Standort: Deutschland (DE)
Kontinent: Europa
Region: Nordrhein-Westfalen
Stadt: Ibbenbueren
PLZ: 49479
Hostname: dslb-002-207-135-111.002.207.pools.vodafone-ip.de
IP-Bereich: 2.207.135.0/24
IP-Typ: Öffentlich
Internetanbieter: Vodafone GmbH
Organisation: SANIMED GmbH
Zeitzone: Europe/Berlin
Zeit: Samstag, Februar - 07.02.2026 03:59:28 GMT+1
Sperrliste: Nein
TOR: Nein
Technische Detailauswertung der Netzwerkkennung 2.207.135.111
Die globale Netzwerkadresse 2.207.135.111 ist eine öffentlich routbare IPv4-Adresse und dient als eindeutigen digitalen Kennung für moderne Online-Infrastrukturen. Globale Netzwerkadressen wie diese ermöglichen, dass Geräte, Server und Dienste zuverlässig miteinander kommunizieren und Datenpakete korrekt zugestellt werden. Ohne eindeutige Adressierung wäre digitale Kommunikation nicht skalierbar betreibbar. Unter Berücksichtigung technischer Registrierungsdaten ist der IP-Bereich einem Netzwerk innerhalb von Deutschland eingetragen. Diese geografische Zuordnung resultiert aus Providerangaben und ist nicht zwingend physisch exakt. Nach internationalen Vergabestellen ist der Adressraum von einem Internetprovider betrieben. Der IP-Block bildet einen größeren IPv4-Bereich und bildet die Grundlage für Netzwerke digitaler Plattformen.
Einsatzbereiche der Netzwerkadresse
Öffentliche IPv4-Adressen wie diese werden standardmäßig genutzt im Hosting-Bereich und ebenso für API-Dienste. Sie sind essenziell für skalierbare IT-Architekturen. Die eindeutige Netzwerkzuordnung ermöglicht umfangreiche Analysen bei Netzwerkstörungen und ist ein zentraler Faktor für Unternehmenssicherheit. Komplementär stellt die Netzwerkadresse 2.207.135.111 als fester Bestandteil moderner IT-Systeme und trägt maßgeblich dazu bei, die Skalierbarkeit von Unternehmenssystemen technisch abzusichern. Resümierend zeigt sich deutlich, dass Netzwerkadressen wie 2.207.135.111 grundlegend für die Organisation des Internets sind auch langfristig eine tragende Rolle spielen.

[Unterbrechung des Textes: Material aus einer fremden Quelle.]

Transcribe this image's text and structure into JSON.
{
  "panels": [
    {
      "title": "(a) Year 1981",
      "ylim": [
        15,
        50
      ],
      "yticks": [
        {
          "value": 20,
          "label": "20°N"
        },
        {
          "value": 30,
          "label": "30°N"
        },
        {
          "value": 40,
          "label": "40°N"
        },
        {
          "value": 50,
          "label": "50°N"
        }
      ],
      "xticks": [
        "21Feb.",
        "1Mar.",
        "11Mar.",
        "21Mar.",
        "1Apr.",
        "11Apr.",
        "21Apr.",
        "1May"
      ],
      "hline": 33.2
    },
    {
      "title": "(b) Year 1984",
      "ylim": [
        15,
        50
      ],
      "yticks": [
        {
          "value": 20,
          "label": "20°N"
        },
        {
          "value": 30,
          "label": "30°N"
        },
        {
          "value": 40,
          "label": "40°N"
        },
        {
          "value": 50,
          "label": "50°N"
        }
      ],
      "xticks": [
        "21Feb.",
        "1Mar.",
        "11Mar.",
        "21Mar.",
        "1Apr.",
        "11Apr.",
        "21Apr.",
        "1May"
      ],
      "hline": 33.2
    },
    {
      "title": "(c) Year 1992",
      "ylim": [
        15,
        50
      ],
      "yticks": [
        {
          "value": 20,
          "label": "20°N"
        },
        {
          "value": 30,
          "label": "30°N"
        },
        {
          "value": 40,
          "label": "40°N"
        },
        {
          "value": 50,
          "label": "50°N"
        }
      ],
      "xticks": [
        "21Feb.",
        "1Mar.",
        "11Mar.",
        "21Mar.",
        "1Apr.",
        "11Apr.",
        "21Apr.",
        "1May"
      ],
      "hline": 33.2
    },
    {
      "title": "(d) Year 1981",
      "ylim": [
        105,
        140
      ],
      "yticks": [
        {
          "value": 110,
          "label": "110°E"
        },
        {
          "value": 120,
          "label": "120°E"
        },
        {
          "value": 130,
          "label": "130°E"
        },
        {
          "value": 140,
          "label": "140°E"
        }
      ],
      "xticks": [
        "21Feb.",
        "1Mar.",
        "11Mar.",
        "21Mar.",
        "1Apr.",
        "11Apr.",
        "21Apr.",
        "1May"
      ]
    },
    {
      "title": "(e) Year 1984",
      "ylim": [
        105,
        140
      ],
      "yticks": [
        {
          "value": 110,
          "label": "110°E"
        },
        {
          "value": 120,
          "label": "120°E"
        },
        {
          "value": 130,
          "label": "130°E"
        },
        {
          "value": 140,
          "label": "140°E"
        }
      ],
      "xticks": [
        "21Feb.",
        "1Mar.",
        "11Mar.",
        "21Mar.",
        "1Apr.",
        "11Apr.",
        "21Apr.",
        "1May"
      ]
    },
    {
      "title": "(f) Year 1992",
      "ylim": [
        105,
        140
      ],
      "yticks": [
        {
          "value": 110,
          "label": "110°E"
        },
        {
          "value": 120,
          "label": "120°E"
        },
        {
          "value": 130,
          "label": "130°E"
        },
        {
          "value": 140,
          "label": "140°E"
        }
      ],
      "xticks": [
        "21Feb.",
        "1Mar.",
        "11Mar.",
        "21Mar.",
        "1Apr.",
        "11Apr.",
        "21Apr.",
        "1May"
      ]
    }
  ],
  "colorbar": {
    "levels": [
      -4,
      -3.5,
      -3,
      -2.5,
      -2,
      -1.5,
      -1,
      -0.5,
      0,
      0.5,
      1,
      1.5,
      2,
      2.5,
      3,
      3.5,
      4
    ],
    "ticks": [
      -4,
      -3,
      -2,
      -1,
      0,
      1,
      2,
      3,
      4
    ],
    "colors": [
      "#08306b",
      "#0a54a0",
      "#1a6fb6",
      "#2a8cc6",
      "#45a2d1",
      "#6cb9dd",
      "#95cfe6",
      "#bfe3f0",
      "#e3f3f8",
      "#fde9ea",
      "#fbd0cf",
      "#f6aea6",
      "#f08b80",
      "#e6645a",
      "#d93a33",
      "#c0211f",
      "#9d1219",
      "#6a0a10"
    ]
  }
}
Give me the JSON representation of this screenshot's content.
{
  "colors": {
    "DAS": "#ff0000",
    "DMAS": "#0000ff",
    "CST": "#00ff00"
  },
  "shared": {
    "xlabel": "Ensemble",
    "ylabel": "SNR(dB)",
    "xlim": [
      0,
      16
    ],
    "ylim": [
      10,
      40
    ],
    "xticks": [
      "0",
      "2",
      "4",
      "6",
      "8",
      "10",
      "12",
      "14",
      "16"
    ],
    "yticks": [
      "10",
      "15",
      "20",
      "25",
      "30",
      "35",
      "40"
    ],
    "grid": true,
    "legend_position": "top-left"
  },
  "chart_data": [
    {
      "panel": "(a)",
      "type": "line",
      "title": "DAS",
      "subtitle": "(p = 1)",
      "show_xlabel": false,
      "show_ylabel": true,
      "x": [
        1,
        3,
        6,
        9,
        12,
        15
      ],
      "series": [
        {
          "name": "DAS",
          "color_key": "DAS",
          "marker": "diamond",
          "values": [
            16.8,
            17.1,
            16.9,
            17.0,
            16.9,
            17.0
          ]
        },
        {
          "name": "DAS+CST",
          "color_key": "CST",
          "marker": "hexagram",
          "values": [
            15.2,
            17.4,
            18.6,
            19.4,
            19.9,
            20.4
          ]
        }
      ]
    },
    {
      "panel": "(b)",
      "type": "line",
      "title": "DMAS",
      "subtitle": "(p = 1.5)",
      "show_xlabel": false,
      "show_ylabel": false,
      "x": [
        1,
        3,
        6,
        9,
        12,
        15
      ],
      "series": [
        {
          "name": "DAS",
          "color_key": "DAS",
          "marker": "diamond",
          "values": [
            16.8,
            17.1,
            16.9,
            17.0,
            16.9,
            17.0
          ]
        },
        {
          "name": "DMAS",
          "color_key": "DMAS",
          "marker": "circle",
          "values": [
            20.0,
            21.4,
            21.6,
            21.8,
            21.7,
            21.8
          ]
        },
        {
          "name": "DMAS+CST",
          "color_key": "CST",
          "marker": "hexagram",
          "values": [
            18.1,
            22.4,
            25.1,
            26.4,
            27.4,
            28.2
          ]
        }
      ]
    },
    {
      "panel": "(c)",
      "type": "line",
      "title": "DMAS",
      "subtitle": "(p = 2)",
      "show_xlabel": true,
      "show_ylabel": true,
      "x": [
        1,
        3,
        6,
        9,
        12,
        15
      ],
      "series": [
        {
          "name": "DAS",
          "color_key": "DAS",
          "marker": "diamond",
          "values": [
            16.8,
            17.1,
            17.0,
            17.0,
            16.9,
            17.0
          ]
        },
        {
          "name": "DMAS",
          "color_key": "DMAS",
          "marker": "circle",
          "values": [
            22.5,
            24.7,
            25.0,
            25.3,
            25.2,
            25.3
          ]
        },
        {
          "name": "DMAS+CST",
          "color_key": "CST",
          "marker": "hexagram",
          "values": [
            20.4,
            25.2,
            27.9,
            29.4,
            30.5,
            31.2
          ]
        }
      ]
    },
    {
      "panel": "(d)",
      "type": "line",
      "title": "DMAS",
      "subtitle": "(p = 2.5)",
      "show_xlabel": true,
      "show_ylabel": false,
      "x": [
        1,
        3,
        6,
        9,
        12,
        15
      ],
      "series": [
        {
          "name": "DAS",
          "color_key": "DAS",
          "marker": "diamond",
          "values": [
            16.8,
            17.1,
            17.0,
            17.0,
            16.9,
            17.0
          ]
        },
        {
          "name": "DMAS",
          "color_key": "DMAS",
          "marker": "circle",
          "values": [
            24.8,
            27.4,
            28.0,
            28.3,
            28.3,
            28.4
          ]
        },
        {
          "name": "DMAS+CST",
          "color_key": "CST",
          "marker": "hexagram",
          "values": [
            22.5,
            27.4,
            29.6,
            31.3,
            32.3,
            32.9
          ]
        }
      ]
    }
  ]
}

Geschichte der Internetadressierung
Die Entstehung der klassischen IP-Adressen geht zurück auf die frühen Jahre des Internets. In den Anfangsjahren gab es nur wenige Computer im Netz, sodass IPv4 ausreichend erschien. In der Gegenwart ist die Knappheit der Adressen deutlich, und die Notwendigkeit von IPv6 verdeutlichte.
Technische Gegenüberstellung der Adressstandards
Netzwerkadressen im IPv4-Format haben eine Länge von 32 Bit, was eine begrenzte Anzahl von Adressen erlaubt. IPv6 hingegen arbeitet mit 128 Bit, was die Adressknappheit löst.
IT-Sicherheit im Zusammenhang mit Netzwerkadressen
Die Identifikation von Netzwerkadressen ist entscheidend für Sicherheitsanalysen. Intrusion-Detection-Systeme arbeiten mit Netzwerkkennungen, um verdächtige Aktivitäten zu überwachen. Auch Compliance-Vorgaben setzen auf die Dokumentation von IP-Adressen.
Ausblick auf die Netzwerktechnologie
Auch in Zukunft bleiben Netzwerkadressen wie 2.207.135.111 eine zentrale Rolle. Durch die zunehmende Vernetzung wird die Notwendigkeit klarer Kennungen größer. Der neue Standard stellt die Basis dar, gleichzeitig bleiben IPv4-Adressen bleiben im Einsatz, da die Umstellung Zeit benötigt.